The demise of IBI was proximally caused by the loss of funding as several countries withdrew from the organization. In 1984, persisting divergences between the IBI leadership and UNESCO, about the politics and character of the field, resulted in the decision by UNESCO to create a separate [Intergovernmental Informatics Programme] (IIP), which was launched in 1986. Besides being more attuned to the interests of computer manufacturing countries, this new entity was financed by UNESCO's regular budget, whereas IBI required separate contribution from member countries. France was the first to switch from IBI to the just-created IIP (then headed by French scientist [André Danzin]). In the next three years, several other countries followed suit, including Spain and Italy. In addition, several developing countries failed to pay their dues.

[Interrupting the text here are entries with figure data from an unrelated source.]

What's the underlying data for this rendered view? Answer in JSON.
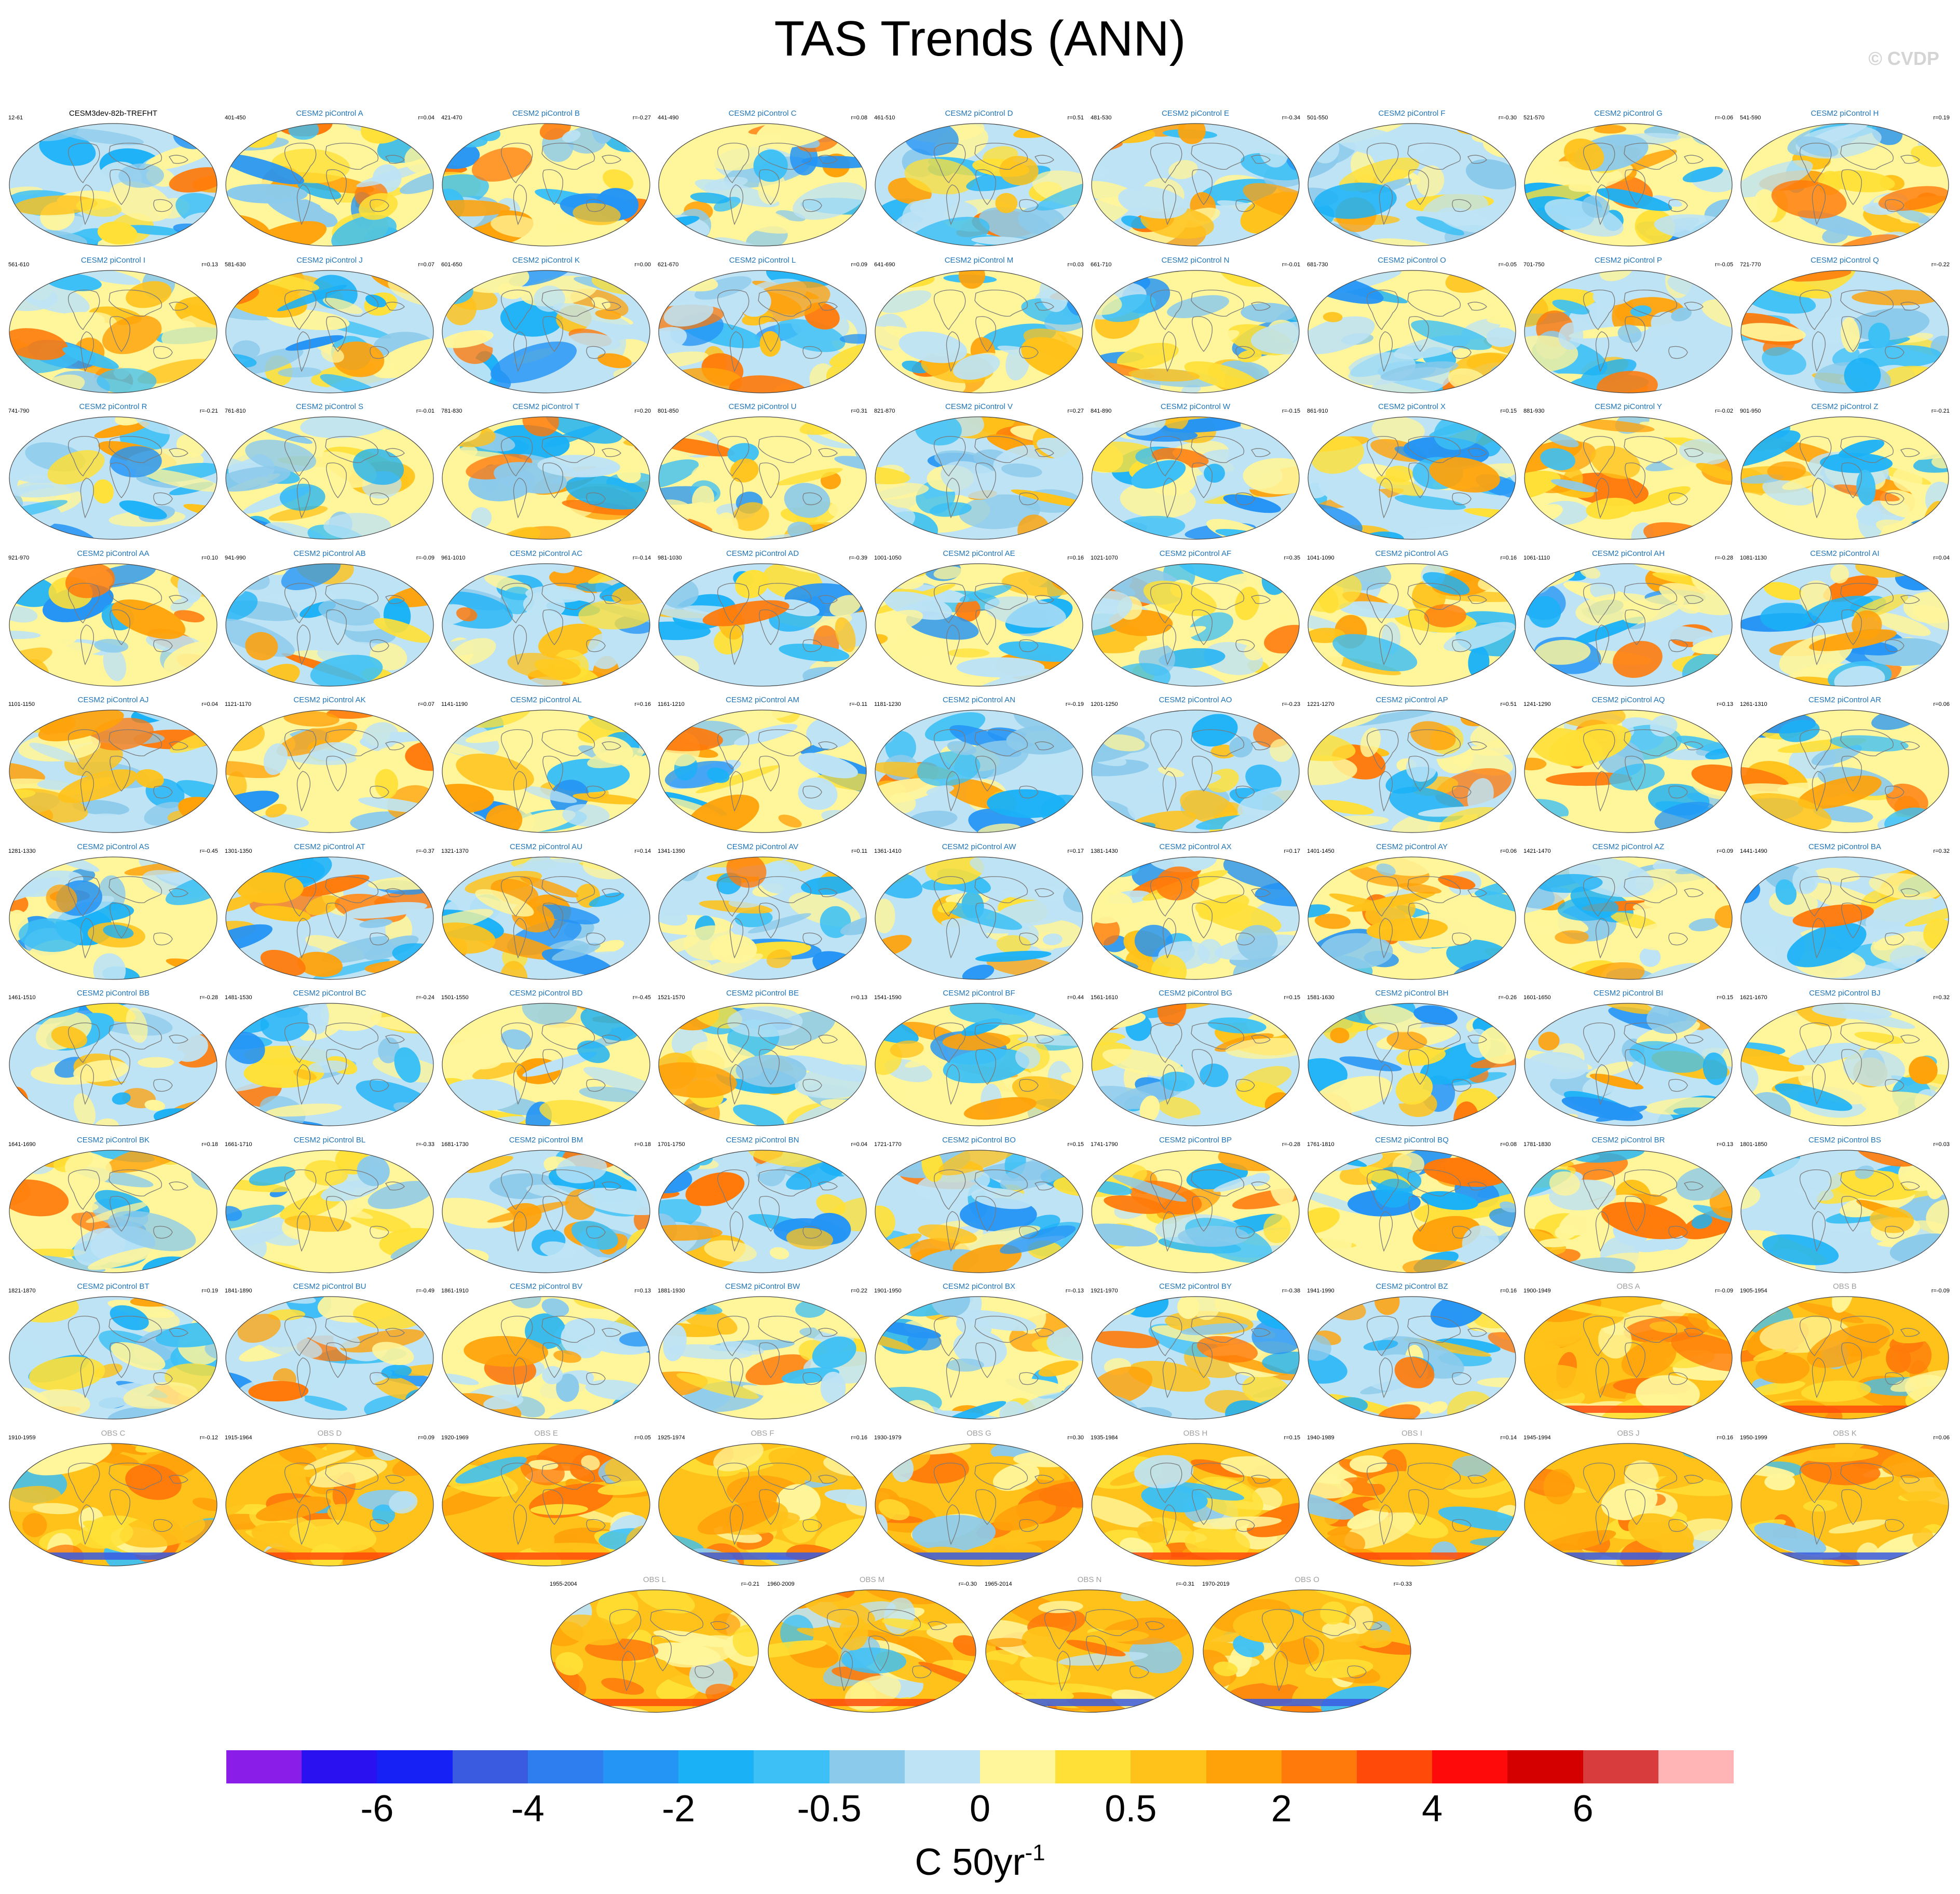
{
  "title": "TAS Trends (ANN)",
  "watermark": "© CVDP",
  "colorbar": {
    "colors": [
      "#8a1ee8",
      "#2a12f0",
      "#1622f5",
      "#3a5ae0",
      "#2e7ef0",
      "#2494f5",
      "#1ab1f7",
      "#3cc0f5",
      "#8ccaeb",
      "#bde3f5",
      "#fff59a",
      "#ffe036",
      "#ffc21a",
      "#ffa20a",
      "#ff7a0a",
      "#ff4a0a",
      "#ff0a0a",
      "#d40000",
      "#d93c3c",
      "#ffb5b5"
    ],
    "tick_labels": [
      "-6",
      "-4",
      "-2",
      "-0.5",
      "0",
      "0.5",
      "2",
      "4",
      "6"
    ],
    "units": "C 50yr",
    "units_exp": "-1"
  },
  "panels": [
    {
      "title": "CESM3dev-82b-TREFHT",
      "years": "12-61",
      "r": "",
      "kind": "model",
      "seed": 1
    },
    {
      "title": "CESM2 piControl A",
      "years": "401-450",
      "r": "r=0.04",
      "kind": "ctrl",
      "seed": 2
    },
    {
      "title": "CESM2 piControl B",
      "years": "421-470",
      "r": "r=-0.27",
      "kind": "ctrl",
      "seed": 3
    },
    {
      "title": "CESM2 piControl C",
      "years": "441-490",
      "r": "r=0.08",
      "kind": "ctrl",
      "seed": 4
    },
    {
      "title": "CESM2 piControl D",
      "years": "461-510",
      "r": "r=0.51",
      "kind": "ctrl",
      "seed": 5
    },
    {
      "title": "CESM2 piControl E",
      "years": "481-530",
      "r": "r=-0.34",
      "kind": "ctrl",
      "seed": 6
    },
    {
      "title": "CESM2 piControl F",
      "years": "501-550",
      "r": "r=-0.30",
      "kind": "ctrl",
      "seed": 7
    },
    {
      "title": "CESM2 piControl G",
      "years": "521-570",
      "r": "r=-0.06",
      "kind": "ctrl",
      "seed": 8
    },
    {
      "title": "CESM2 piControl H",
      "years": "541-590",
      "r": "r=0.19",
      "kind": "ctrl",
      "seed": 9
    },
    {
      "title": "CESM2 piControl I",
      "years": "561-610",
      "r": "r=0.13",
      "kind": "ctrl",
      "seed": 10
    },
    {
      "title": "CESM2 piControl J",
      "years": "581-630",
      "r": "r=0.07",
      "kind": "ctrl",
      "seed": 11
    },
    {
      "title": "CESM2 piControl K",
      "years": "601-650",
      "r": "r=0.00",
      "kind": "ctrl",
      "seed": 12
    },
    {
      "title": "CESM2 piControl L",
      "years": "621-670",
      "r": "r=0.09",
      "kind": "ctrl",
      "seed": 13
    },
    {
      "title": "CESM2 piControl M",
      "years": "641-690",
      "r": "r=0.03",
      "kind": "ctrl",
      "seed": 14
    },
    {
      "title": "CESM2 piControl N",
      "years": "661-710",
      "r": "r=-0.01",
      "kind": "ctrl",
      "seed": 15
    },
    {
      "title": "CESM2 piControl O",
      "years": "681-730",
      "r": "r=-0.05",
      "kind": "ctrl",
      "seed": 16
    },
    {
      "title": "CESM2 piControl P",
      "years": "701-750",
      "r": "r=-0.05",
      "kind": "ctrl",
      "seed": 17
    },
    {
      "title": "CESM2 piControl Q",
      "years": "721-770",
      "r": "r=-0.22",
      "kind": "ctrl",
      "seed": 18
    },
    {
      "title": "CESM2 piControl R",
      "years": "741-790",
      "r": "r=-0.21",
      "kind": "ctrl",
      "seed": 19
    },
    {
      "title": "CESM2 piControl S",
      "years": "761-810",
      "r": "r=-0.01",
      "kind": "ctrl",
      "seed": 20
    },
    {
      "title": "CESM2 piControl T",
      "years": "781-830",
      "r": "r=0.20",
      "kind": "ctrl",
      "seed": 21
    },
    {
      "title": "CESM2 piControl U",
      "years": "801-850",
      "r": "r=0.31",
      "kind": "ctrl",
      "seed": 22
    },
    {
      "title": "CESM2 piControl V",
      "years": "821-870",
      "r": "r=0.27",
      "kind": "ctrl",
      "seed": 23
    },
    {
      "title": "CESM2 piControl W",
      "years": "841-890",
      "r": "r=-0.15",
      "kind": "ctrl",
      "seed": 24
    },
    {
      "title": "CESM2 piControl X",
      "years": "861-910",
      "r": "r=0.15",
      "kind": "ctrl",
      "seed": 25
    },
    {
      "title": "CESM2 piControl Y",
      "years": "881-930",
      "r": "r=-0.02",
      "kind": "ctrl",
      "seed": 26
    },
    {
      "title": "CESM2 piControl Z",
      "years": "901-950",
      "r": "r=-0.21",
      "kind": "ctrl",
      "seed": 27
    },
    {
      "title": "CESM2 piControl AA",
      "years": "921-970",
      "r": "r=0.10",
      "kind": "ctrl",
      "seed": 28
    },
    {
      "title": "CESM2 piControl AB",
      "years": "941-990",
      "r": "r=-0.09",
      "kind": "ctrl",
      "seed": 29
    },
    {
      "title": "CESM2 piControl AC",
      "years": "961-1010",
      "r": "r=-0.14",
      "kind": "ctrl",
      "seed": 30
    },
    {
      "title": "CESM2 piControl AD",
      "years": "981-1030",
      "r": "r=-0.39",
      "kind": "ctrl",
      "seed": 31
    },
    {
      "title": "CESM2 piControl AE",
      "years": "1001-1050",
      "r": "r=0.16",
      "kind": "ctrl",
      "seed": 32
    },
    {
      "title": "CESM2 piControl AF",
      "years": "1021-1070",
      "r": "r=0.35",
      "kind": "ctrl",
      "seed": 33
    },
    {
      "title": "CESM2 piControl AG",
      "years": "1041-1090",
      "r": "r=0.16",
      "kind": "ctrl",
      "seed": 34
    },
    {
      "title": "CESM2 piControl AH",
      "years": "1061-1110",
      "r": "r=-0.28",
      "kind": "ctrl",
      "seed": 35
    },
    {
      "title": "CESM2 piControl AI",
      "years": "1081-1130",
      "r": "r=0.04",
      "kind": "ctrl",
      "seed": 36
    },
    {
      "title": "CESM2 piControl AJ",
      "years": "1101-1150",
      "r": "r=0.04",
      "kind": "ctrl",
      "seed": 37
    },
    {
      "title": "CESM2 piControl AK",
      "years": "1121-1170",
      "r": "r=0.07",
      "kind": "ctrl",
      "seed": 38
    },
    {
      "title": "CESM2 piControl AL",
      "years": "1141-1190",
      "r": "r=0.16",
      "kind": "ctrl",
      "seed": 39
    },
    {
      "title": "CESM2 piControl AM",
      "years": "1161-1210",
      "r": "r=-0.11",
      "kind": "ctrl",
      "seed": 40
    },
    {
      "title": "CESM2 piControl AN",
      "years": "1181-1230",
      "r": "r=-0.19",
      "kind": "ctrl",
      "seed": 41
    },
    {
      "title": "CESM2 piControl AO",
      "years": "1201-1250",
      "r": "r=-0.23",
      "kind": "ctrl",
      "seed": 42
    },
    {
      "title": "CESM2 piControl AP",
      "years": "1221-1270",
      "r": "r=0.51",
      "kind": "ctrl",
      "seed": 43
    },
    {
      "title": "CESM2 piControl AQ",
      "years": "1241-1290",
      "r": "r=0.13",
      "kind": "ctrl",
      "seed": 44
    },
    {
      "title": "CESM2 piControl AR",
      "years": "1261-1310",
      "r": "r=0.06",
      "kind": "ctrl",
      "seed": 45
    },
    {
      "title": "CESM2 piControl AS",
      "years": "1281-1330",
      "r": "r=-0.45",
      "kind": "ctrl",
      "seed": 46
    },
    {
      "title": "CESM2 piControl AT",
      "years": "1301-1350",
      "r": "r=-0.37",
      "kind": "ctrl",
      "seed": 47
    },
    {
      "title": "CESM2 piControl AU",
      "years": "1321-1370",
      "r": "r=0.14",
      "kind": "ctrl",
      "seed": 48
    },
    {
      "title": "CESM2 piControl AV",
      "years": "1341-1390",
      "r": "r=0.11",
      "kind": "ctrl",
      "seed": 49
    },
    {
      "title": "CESM2 piControl AW",
      "years": "1361-1410",
      "r": "r=0.17",
      "kind": "ctrl",
      "seed": 50
    },
    {
      "title": "CESM2 piControl AX",
      "years": "1381-1430",
      "r": "r=0.17",
      "kind": "ctrl",
      "seed": 51
    },
    {
      "title": "CESM2 piControl AY",
      "years": "1401-1450",
      "r": "r=0.06",
      "kind": "ctrl",
      "seed": 52
    },
    {
      "title": "CESM2 piControl AZ",
      "years": "1421-1470",
      "r": "r=0.09",
      "kind": "ctrl",
      "seed": 53
    },
    {
      "title": "CESM2 piControl BA",
      "years": "1441-1490",
      "r": "r=0.32",
      "kind": "ctrl",
      "seed": 54
    },
    {
      "title": "CESM2 piControl BB",
      "years": "1461-1510",
      "r": "r=-0.28",
      "kind": "ctrl",
      "seed": 55
    },
    {
      "title": "CESM2 piControl BC",
      "years": "1481-1530",
      "r": "r=-0.24",
      "kind": "ctrl",
      "seed": 56
    },
    {
      "title": "CESM2 piControl BD",
      "years": "1501-1550",
      "r": "r=-0.45",
      "kind": "ctrl",
      "seed": 57
    },
    {
      "title": "CESM2 piControl BE",
      "years": "1521-1570",
      "r": "r=0.13",
      "kind": "ctrl",
      "seed": 58
    },
    {
      "title": "CESM2 piControl BF",
      "years": "1541-1590",
      "r": "r=0.44",
      "kind": "ctrl",
      "seed": 59
    },
    {
      "title": "CESM2 piControl BG",
      "years": "1561-1610",
      "r": "r=0.15",
      "kind": "ctrl",
      "seed": 60
    },
    {
      "title": "CESM2 piControl BH",
      "years": "1581-1630",
      "r": "r=-0.26",
      "kind": "ctrl",
      "seed": 61
    },
    {
      "title": "CESM2 piControl BI",
      "years": "1601-1650",
      "r": "r=0.15",
      "kind": "ctrl",
      "seed": 62
    },
    {
      "title": "CESM2 piControl BJ",
      "years": "1621-1670",
      "r": "r=0.32",
      "kind": "ctrl",
      "seed": 63
    },
    {
      "title": "CESM2 piControl BK",
      "years": "1641-1690",
      "r": "r=0.18",
      "kind": "ctrl",
      "seed": 64
    },
    {
      "title": "CESM2 piControl BL",
      "years": "1661-1710",
      "r": "r=-0.33",
      "kind": "ctrl",
      "seed": 65
    },
    {
      "title": "CESM2 piControl BM",
      "years": "1681-1730",
      "r": "r=0.18",
      "kind": "ctrl",
      "seed": 66
    },
    {
      "title": "CESM2 piControl BN",
      "years": "1701-1750",
      "r": "r=0.04",
      "kind": "ctrl",
      "seed": 67
    },
    {
      "title": "CESM2 piControl BO",
      "years": "1721-1770",
      "r": "r=0.15",
      "kind": "ctrl",
      "seed": 68
    },
    {
      "title": "CESM2 piControl BP",
      "years": "1741-1790",
      "r": "r=-0.28",
      "kind": "ctrl",
      "seed": 69
    },
    {
      "title": "CESM2 piControl BQ",
      "years": "1761-1810",
      "r": "r=0.08",
      "kind": "ctrl",
      "seed": 70
    },
    {
      "title": "CESM2 piControl BR",
      "years": "1781-1830",
      "r": "r=0.13",
      "kind": "ctrl",
      "seed": 71
    },
    {
      "title": "CESM2 piControl BS",
      "years": "1801-1850",
      "r": "r=0.03",
      "kind": "ctrl",
      "seed": 72
    },
    {
      "title": "CESM2 piControl BT",
      "years": "1821-1870",
      "r": "r=0.19",
      "kind": "ctrl",
      "seed": 73
    },
    {
      "title": "CESM2 piControl BU",
      "years": "1841-1890",
      "r": "r=-0.49",
      "kind": "ctrl",
      "seed": 74
    },
    {
      "title": "CESM2 piControl BV",
      "years": "1861-1910",
      "r": "r=0.13",
      "kind": "ctrl",
      "seed": 75
    },
    {
      "title": "CESM2 piControl BW",
      "years": "1881-1930",
      "r": "r=0.22",
      "kind": "ctrl",
      "seed": 76
    },
    {
      "title": "CESM2 piControl BX",
      "years": "1901-1950",
      "r": "r=-0.13",
      "kind": "ctrl",
      "seed": 77
    },
    {
      "title": "CESM2 piControl BY",
      "years": "1921-1970",
      "r": "r=-0.38",
      "kind": "ctrl",
      "seed": 78
    },
    {
      "title": "CESM2 piControl BZ",
      "years": "1941-1990",
      "r": "r=0.16",
      "kind": "ctrl",
      "seed": 79
    },
    {
      "title": "OBS A",
      "years": "1900-1949",
      "r": "r=-0.09",
      "kind": "obs",
      "seed": 80
    },
    {
      "title": "OBS B",
      "years": "1905-1954",
      "r": "r=-0.09",
      "kind": "obs",
      "seed": 81
    },
    {
      "title": "OBS C",
      "years": "1910-1959",
      "r": "r=-0.12",
      "kind": "obs",
      "seed": 82
    },
    {
      "title": "OBS D",
      "years": "1915-1964",
      "r": "r=0.09",
      "kind": "obs",
      "seed": 83
    },
    {
      "title": "OBS E",
      "years": "1920-1969",
      "r": "r=0.05",
      "kind": "obs",
      "seed": 84
    },
    {
      "title": "OBS F",
      "years": "1925-1974",
      "r": "r=0.16",
      "kind": "obs",
      "seed": 85
    },
    {
      "title": "OBS G",
      "years": "1930-1979",
      "r": "r=0.30",
      "kind": "obs",
      "seed": 86
    },
    {
      "title": "OBS H",
      "years": "1935-1984",
      "r": "r=0.15",
      "kind": "obs",
      "seed": 87
    },
    {
      "title": "OBS I",
      "years": "1940-1989",
      "r": "r=0.14",
      "kind": "obs",
      "seed": 88
    },
    {
      "title": "OBS J",
      "years": "1945-1994",
      "r": "r=0.16",
      "kind": "obs",
      "seed": 89
    },
    {
      "title": "OBS K",
      "years": "1950-1999",
      "r": "r=0.06",
      "kind": "obs",
      "seed": 90
    },
    {
      "title": "OBS L",
      "years": "1955-2004",
      "r": "r=-0.21",
      "kind": "obs",
      "seed": 91
    },
    {
      "title": "OBS M",
      "years": "1960-2009",
      "r": "r=-0.30",
      "kind": "obs",
      "seed": 92
    },
    {
      "title": "OBS N",
      "years": "1965-2014",
      "r": "r=-0.31",
      "kind": "obs",
      "seed": 93
    },
    {
      "title": "OBS O",
      "years": "1970-2019",
      "r": "r=-0.33",
      "kind": "obs",
      "seed": 94
    }
  ]
}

The financial situation having become untenable, the IBI decided to ends its activities in its 4th extraordinary session in 1987, and nominated a Liquidation Committee for that purpose. Two other extraordinary sessions took place in 1988, the 5th on April 28–29 and the 6th on November 28–29.

At the time of its closure, the IBI had 108 employees and debts of US$20 million. UNESCO refused to assume these debts or incorporate IBI's programmes. Instead it took over only those of IBI's responsibilities which were not already included in the IIP.

The IBI was the only international body to disappear from the League of Nations. It has been claimed that the closure was largely due to pressure from the U.S. government, who would have put pressure on the governments of Spain and Italy. By these claims, the U.S. blamed ISI for the fall in equipment sales to developing countries, and were displeased by IBI's projects in Nicaragua and Cuba, for which the U.S. government threatened commercial reprisals in Brazil between 1986 and 1988.